FOREX TRADING VOLUME,STANDARD LOT,MINI LOT AND MICRO LOT
When the currencies are traded, they are traded in lots. Understanding the lot size is very essential for the traders to know the profit or loss per pip and per pipette movement. Trading volume of currency means the volume of currency to trade.
Three widely used lot sizes of currency trading are standard lot, mini lot and micro lot. Choosing the lot size depends on the initial investment. While placing an order on a currency pair, lot size should be carefully selected.
Mini lot is the 1/10 of the standard lot means 10,000 units of base currency.
Micro lot is the 1/100 of the standard lot means 1000 units of base currency.

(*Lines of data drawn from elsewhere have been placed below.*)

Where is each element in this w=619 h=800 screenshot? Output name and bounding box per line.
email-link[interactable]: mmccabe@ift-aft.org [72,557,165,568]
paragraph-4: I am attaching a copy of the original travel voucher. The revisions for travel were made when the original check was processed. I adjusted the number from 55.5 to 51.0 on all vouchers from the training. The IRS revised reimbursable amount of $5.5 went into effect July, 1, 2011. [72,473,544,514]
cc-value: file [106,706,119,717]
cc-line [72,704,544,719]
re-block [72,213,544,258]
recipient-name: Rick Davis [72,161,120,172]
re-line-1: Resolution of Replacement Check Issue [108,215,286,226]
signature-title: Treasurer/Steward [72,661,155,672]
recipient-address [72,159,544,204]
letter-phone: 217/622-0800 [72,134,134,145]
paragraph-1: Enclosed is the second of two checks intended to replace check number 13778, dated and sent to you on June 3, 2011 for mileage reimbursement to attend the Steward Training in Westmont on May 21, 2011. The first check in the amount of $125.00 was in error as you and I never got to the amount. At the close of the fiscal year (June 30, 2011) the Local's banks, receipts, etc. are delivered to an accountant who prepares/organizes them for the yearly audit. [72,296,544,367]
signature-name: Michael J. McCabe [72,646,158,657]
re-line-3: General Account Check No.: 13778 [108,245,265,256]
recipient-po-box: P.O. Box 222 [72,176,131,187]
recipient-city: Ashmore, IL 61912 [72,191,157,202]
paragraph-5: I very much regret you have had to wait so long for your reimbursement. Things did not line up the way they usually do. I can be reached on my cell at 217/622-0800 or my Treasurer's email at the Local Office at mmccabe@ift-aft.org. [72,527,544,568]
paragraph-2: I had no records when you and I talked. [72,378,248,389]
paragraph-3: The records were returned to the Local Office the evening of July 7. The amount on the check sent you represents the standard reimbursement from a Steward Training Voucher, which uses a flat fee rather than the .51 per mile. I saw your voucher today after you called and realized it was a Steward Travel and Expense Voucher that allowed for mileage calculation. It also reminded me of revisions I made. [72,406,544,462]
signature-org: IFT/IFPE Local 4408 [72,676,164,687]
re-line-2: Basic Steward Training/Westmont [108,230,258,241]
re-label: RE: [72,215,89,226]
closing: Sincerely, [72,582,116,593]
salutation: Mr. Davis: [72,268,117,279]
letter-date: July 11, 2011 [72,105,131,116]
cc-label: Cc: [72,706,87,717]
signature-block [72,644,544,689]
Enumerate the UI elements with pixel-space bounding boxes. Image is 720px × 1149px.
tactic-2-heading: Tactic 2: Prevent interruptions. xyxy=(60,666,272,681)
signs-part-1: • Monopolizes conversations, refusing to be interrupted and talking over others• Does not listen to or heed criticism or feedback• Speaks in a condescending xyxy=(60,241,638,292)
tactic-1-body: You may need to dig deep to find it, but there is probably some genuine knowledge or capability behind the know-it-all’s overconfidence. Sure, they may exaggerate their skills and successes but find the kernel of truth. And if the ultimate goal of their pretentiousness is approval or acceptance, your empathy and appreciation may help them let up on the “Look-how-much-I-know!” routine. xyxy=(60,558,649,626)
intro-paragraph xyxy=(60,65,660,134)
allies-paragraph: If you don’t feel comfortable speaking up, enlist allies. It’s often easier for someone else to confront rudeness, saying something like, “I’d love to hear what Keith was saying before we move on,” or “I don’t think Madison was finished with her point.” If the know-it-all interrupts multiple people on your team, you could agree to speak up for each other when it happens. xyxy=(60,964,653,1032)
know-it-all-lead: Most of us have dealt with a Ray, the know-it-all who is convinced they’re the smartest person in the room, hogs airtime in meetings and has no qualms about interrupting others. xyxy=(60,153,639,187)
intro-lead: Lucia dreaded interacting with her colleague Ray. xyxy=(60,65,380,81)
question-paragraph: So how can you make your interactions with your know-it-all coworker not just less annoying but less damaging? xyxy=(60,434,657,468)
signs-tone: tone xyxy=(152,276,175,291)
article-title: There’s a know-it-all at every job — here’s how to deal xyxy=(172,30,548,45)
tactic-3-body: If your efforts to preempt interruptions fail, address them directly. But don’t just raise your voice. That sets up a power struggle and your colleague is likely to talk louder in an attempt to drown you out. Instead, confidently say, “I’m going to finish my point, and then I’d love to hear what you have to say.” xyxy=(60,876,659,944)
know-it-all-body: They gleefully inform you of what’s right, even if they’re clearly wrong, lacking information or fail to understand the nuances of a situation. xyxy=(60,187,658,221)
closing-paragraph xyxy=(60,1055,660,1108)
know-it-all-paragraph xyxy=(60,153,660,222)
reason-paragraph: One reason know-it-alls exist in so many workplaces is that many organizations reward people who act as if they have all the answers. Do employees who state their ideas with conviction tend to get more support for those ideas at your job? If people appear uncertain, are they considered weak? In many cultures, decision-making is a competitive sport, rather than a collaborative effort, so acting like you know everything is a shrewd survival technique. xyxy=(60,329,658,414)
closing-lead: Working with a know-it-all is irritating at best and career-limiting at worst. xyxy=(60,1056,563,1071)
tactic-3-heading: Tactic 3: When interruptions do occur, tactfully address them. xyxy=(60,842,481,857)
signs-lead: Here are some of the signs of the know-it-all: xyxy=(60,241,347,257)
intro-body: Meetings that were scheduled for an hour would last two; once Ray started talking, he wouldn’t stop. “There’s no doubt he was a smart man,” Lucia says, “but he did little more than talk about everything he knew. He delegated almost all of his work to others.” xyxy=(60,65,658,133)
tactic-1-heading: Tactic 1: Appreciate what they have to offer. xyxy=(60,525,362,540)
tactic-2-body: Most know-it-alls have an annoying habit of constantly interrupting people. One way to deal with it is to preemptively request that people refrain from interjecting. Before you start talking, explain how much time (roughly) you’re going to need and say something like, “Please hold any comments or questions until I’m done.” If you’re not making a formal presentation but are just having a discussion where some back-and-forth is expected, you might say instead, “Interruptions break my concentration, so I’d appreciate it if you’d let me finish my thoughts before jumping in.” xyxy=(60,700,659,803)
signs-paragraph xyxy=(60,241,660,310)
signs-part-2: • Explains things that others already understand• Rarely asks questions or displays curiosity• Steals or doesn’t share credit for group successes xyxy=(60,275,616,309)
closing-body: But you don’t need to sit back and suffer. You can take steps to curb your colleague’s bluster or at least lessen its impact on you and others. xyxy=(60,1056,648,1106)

Okay, now the problem is that with most of the forex brokers, you will not be able to choose the 100000, 10000, or 1000 unit of currency as lot size rather to enter 1, 0.10 and 0.01.
The cost of a pip and pipette,and the trading volume !!!
If an order is placed using the standard, mini or micro lot, the pip value and pipette value can be calculated using the following formulas.
Pip value = the value change in counter currency times the exchange rate ratio times the unit of currency traded.
Pipette value = the value change in counter currency times the exchange rate ratio times the unit of currency traded/10
You can find more about calculating pip and pipette value here.
Generally, the modern lot sizes 1, 0.10, and 0.01 are the equivalent to traditional standard, mini, and micro lot receptively.
Traders who are using the 1, 0.10, and 0.01 as lot size, generally do not calculate the pip and pipette value, using the above formulas rather they consider the 1, 0.10, and 0.01 as the pipette value of the orders.